For memory consumption, we get the following results:

KnowledgeClassifier: For different sizes of inputs, the raw code always consumes slightly more memory than the library implementation. As the size of the input increases, the difference between the memory consumed by the original code and the memory consumed by the library becomes larger and larger.
NoveltyClassifier: When the input size is 20, the peak memory consumption of the original code and the library implementation is very similar. But, like KnowledgeClassifier, as the input size increases, the difference between the memory consumed by the original code and the memory consumed by the library becomes larger and larger.

Based on the comparison of peak memory size, we can see that the peak memory consumption of the library does not exceed that of the original code.

In summary, based on our benchmarking results, it is reasonable to conclude that our library is comparable to or better than the original code presented in the TrueLearn paper.

User Acceptance Testing

To ensure our library performs its desired functionalities to the satisfaction of users, we gathered four users to use our library and complete three different surveys, for each test case. These results were then recorded and are displayed on a table which you can find below.

Testers

Denis L.

Denis is a student studying Computer Science at the University College London.
He has a strong desire for learning and is curious about what is around him.
He often makes use of different Open Courseware websites to complement his learning and to discover new courses that spark her interest.

Steven M.

Steven is a student studying Finance at the University of Oxford.
He is looking to gain insights into what he learns and identify his weaknesses which is important to him in refining his knowledge.

Jack G.

Jack is a software developer working for LinkedIn.
He has several years of experience in developing educational platforms that provide online learning.
He focuses on developing software that is well designed and scalable to masses of students.

Sarah S.

Sarah is a software developer working as a part-time lecturer at the University of Cambridge.
She wishes to effectively model learners to provide relevant videos that keep his learners engaged and learning.

Test cases

We divided the tests into three cases with each user completing a survey for each one. The survey questions were based on different objectives with an additional option for the user to leave comments.

Case 1: One of our main objectives for our visualisations was to make them understandable for learners. Therefore, we showed the user our bar charts, bubble charts and rose charts in 4 different color scales. In the survey questions, we asked them which color scale they found the clearest. Each tester could vote only once.

Case 2: Another visualisation objective was to enable learners to evaluate their skills as well as areas for improvement. So, we gathered relevant information that learners would find useful by asking what data could be provided through interactions namely in the hover text.

Case 3: We developed a web application to display the visualisations to mimic the behavior of an educational platform that uses TrueLearn.
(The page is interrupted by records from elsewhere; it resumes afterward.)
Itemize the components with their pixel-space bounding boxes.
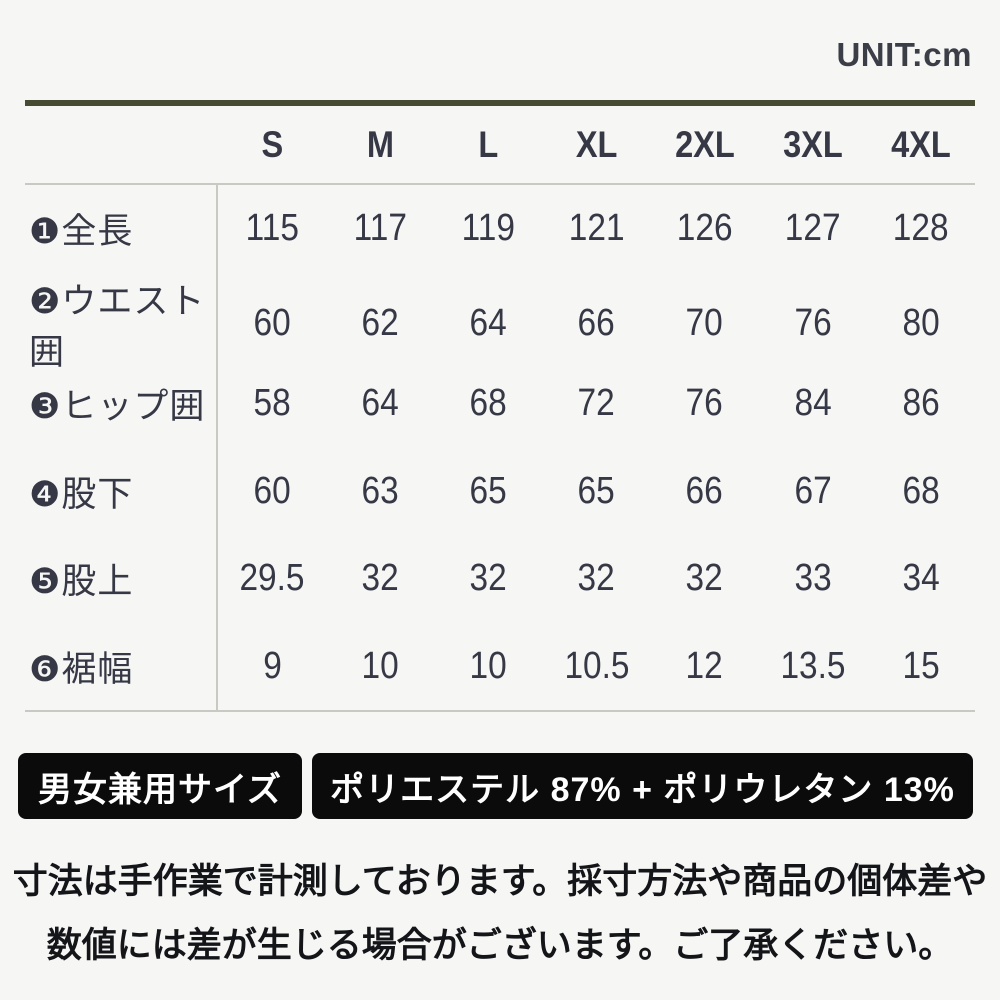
size-column-header-l: L (478, 123, 499, 165)
size-value-cell: 68 (469, 382, 507, 425)
disclaimer-line-1: 寸法は手作業で計測しております。採寸方法や商品の個体差や (12, 862, 988, 901)
row-label: ❹股下 (25, 447, 218, 535)
disclaimer-line-2: 数値には差が生じる場合がございます。ご了承ください。 (46, 926, 954, 965)
size-column-header-xl: XL (575, 123, 618, 165)
unit-label: UNIT:cm (836, 36, 972, 73)
row-label: ❻裾幅 (25, 622, 218, 710)
row-label: ❸ヒップ囲 (25, 360, 218, 448)
size-value-cell: 62 (361, 302, 399, 344)
size-value-cell: 63 (361, 469, 399, 512)
size-value-cell: 86 (902, 382, 940, 425)
size-value-cell: 32 (361, 557, 399, 600)
size-value-cell: 119 (461, 207, 516, 250)
table-row-hem-width: ❻裾幅 9 10 10 10.5 12 13.5 15 (25, 622, 975, 710)
size-column-header-3xl: 3XL (782, 123, 843, 165)
size-value-cell: 33 (794, 557, 832, 600)
material-composition-badge: ポリエステル 87% + ポリウレタン 13% (312, 753, 973, 819)
table-row-hip: ❸ヒップ囲 58 64 68 72 76 84 86 (25, 360, 975, 448)
size-value-cell: 29.5 (239, 557, 305, 600)
size-column-header-2xl: 2XL (674, 123, 735, 165)
size-value-cell: 64 (361, 382, 399, 425)
size-value-cell: 60 (253, 469, 291, 512)
accent-bar (25, 100, 975, 106)
size-value-cell: 32 (577, 557, 616, 600)
size-value-cell: 70 (686, 302, 724, 344)
table-row-rise: ❺股上 29.5 32 32 32 32 33 34 (25, 535, 975, 623)
size-value-cell: 15 (902, 644, 940, 687)
size-value-cell: 9 (262, 644, 282, 687)
size-value-cell: 115 (245, 207, 299, 250)
size-value-cell: 60 (253, 302, 291, 344)
row-label: ❷ウエスト囲 (25, 272, 218, 375)
size-value-cell: 13.5 (780, 644, 846, 687)
size-value-cell: 67 (794, 469, 832, 512)
size-value-cell: 32 (686, 557, 724, 600)
size-value-cell: 65 (577, 469, 616, 512)
size-value-cell: 12 (686, 644, 724, 687)
size-value-cell: 68 (902, 469, 940, 512)
size-table: S M L XL 2XL 3XL 4XL ❶全長 115 117 119 121… (25, 106, 975, 712)
size-value-cell: 34 (902, 557, 940, 600)
size-table-header-row: S M L XL 2XL 3XL 4XL (25, 106, 975, 185)
size-value-cell: 121 (568, 207, 625, 250)
measurement-disclaimer: 寸法は手作業で計測しております。採寸方法や商品の個体差や 数値には差が生じる場合… (0, 850, 1000, 978)
size-value-cell: 76 (794, 302, 832, 344)
row-label: ❺股上 (25, 535, 218, 623)
table-row-inseam: ❹股下 60 63 65 65 66 67 68 (25, 447, 975, 535)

We presented it to our surveyors and asked them to rate the web application in terms of ease of use, understanding, and usefulness.

Feedback

Conclusion

After the results mentioned above, we made the following changes to our python library:

Based on case 1, we used the Greens color scale where we made darker shades represent greater confidence in our classifier's prediction.
Based on case 2, we decided to include the topic, mean (skill level) and variance (confidence/certainty) in the hover text and inserted an additional parameter into the plotting function so users can choose how many videos to include the number of videos watched for that given topic and the date of the last video watched.
Based on case 3, we simplified the transitions involved in selecting the type of visualisation and adding subjects to be visualised by allowing for the user to click on them respectively.

Overall, the user acceptance tests have allowed for improved visualisations whilst also increasing the user friendliness of our web application.